Call it a chore, but I enjoy the drudgery of driving these uncles – even if they do fall asleep five minutes into a trip, harmonizing my road trip playlist with their snores. (They are folk singers after all.) I figure it’s my way of giving back to them for the wisdom they impart, and the fact that as elder uncles, they deserve the pampering of having a driver, regardless of how poor my driving may be. Also, there’s a small part of me that flashes back to the days of my childhood, standing beside the grown-ups table and watching a game of pusoy unfold while having no clue why this auntie beat that uncle, but how this other uncle beat both their hands. I figure I was in it more for the odd anecdotes and the epic jokes they shared during their intermissions than I was about the card game. It felt like getting a sneak peek into a world much larger than what my six-year-old mind could fathom.

Fast forward two decades later and the feeling remains.

As I sat staring into the anido, the wind began to blow chilly as it did in the ber months. I pulled myself as close as possible to the fire, crossing my arms and staring into the dancing flames. The uncles around me reminisced merrily, laughing in the revelry as Neil Young’s song “Old Man” started playing through the speaker in the background.
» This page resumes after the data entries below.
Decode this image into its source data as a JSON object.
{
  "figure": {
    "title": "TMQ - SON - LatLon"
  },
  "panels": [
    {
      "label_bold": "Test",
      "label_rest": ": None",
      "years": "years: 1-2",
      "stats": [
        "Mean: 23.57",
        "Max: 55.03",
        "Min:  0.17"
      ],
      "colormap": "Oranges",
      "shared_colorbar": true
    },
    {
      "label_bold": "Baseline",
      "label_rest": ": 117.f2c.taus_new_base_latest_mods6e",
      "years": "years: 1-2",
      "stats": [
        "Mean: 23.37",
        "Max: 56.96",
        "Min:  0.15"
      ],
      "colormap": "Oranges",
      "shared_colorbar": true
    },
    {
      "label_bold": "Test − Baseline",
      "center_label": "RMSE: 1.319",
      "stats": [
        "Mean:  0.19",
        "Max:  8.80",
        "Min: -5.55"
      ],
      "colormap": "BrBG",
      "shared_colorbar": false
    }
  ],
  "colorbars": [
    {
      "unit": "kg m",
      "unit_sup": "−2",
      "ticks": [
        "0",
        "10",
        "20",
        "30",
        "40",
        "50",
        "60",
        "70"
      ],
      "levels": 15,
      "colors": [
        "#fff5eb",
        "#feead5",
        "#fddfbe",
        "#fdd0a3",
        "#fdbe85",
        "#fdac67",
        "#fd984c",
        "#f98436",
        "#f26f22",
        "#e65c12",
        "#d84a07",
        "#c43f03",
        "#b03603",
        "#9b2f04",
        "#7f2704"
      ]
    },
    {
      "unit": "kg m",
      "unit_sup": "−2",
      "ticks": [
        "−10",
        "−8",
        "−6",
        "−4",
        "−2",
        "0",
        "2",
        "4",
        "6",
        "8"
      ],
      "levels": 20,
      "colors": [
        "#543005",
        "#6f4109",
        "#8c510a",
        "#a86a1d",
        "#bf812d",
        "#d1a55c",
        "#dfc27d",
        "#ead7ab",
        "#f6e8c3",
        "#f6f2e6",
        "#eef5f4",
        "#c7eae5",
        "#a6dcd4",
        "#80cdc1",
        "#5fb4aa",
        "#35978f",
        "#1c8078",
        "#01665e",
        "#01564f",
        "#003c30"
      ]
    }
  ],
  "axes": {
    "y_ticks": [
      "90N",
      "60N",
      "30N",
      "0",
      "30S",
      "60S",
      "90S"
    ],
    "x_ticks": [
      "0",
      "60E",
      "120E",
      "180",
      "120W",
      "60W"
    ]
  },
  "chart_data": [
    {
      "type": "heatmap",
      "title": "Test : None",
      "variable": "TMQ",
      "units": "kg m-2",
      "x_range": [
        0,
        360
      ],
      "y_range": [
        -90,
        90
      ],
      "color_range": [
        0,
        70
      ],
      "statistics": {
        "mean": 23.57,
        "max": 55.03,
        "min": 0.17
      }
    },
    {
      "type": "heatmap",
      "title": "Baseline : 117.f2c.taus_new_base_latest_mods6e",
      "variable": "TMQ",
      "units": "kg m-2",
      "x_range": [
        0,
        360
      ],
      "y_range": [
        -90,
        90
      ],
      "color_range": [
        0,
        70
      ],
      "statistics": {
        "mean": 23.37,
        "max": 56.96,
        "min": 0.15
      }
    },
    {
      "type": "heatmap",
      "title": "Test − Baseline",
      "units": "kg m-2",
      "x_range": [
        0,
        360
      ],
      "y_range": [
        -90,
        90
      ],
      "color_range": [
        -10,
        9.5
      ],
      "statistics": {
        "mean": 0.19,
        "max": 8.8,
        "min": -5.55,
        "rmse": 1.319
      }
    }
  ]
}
“Old man look at my life, I’m a lot like you were.”

It’s the first week of high school, and I am sitting in a Baguio City High classroom. Apart from the vacant armchairs, it is empty. The rest of the class had just been dismissed from PE held outside in one of the fields, and I am the first one back. The glow of the afternoon sunshine pours in through the open door and in the silence, I feel a calm spell come over my first-week jitters. I tell myself to remember this moment, to consciously store it in my long-term memory. Maybe I’m trying to test my retention, or perhaps I’m trying to hold on to the sense of calm the scene invoked. Miraculously, my brain cooperates, and I never forget it.

A crack from the firewood shifting wakes me up from my dreaming as the uncles have now shifted their tales to that of Baguio in the ‘70s and ‘80s. Anidos have a way of drawing out the deepest of memories. It could be the cozy warmth of the flame – or the red wine that usually accompanies a bonfire session. Words like “fireplace” and “Gingerbread” floated through the cold night air, as I listened to their stories about a city dear to me, earlier than my earliest recollections of it. I watch as they tried their best to remember names and faces, scenes and memories from a history they all shared.

“Old man look at my life, I'm a lot like you were.” Neil Young repeats as the song fades away to an end. A calm, easy silence falls upon us, punctuated only by fire’s crackles.

I tell my brain to remember this moment, sitting among these uncles. Maybe I’m trying to hold on to the sense of calm, or perhaps so that when my turn comes to become an old man, I’ll have this tale to share as well.

I stretch my legs and look up at the stars. It is said that what we see now in the present are how the stars looked millions of light-years ago.

Ain’t it strange how we still see them glow.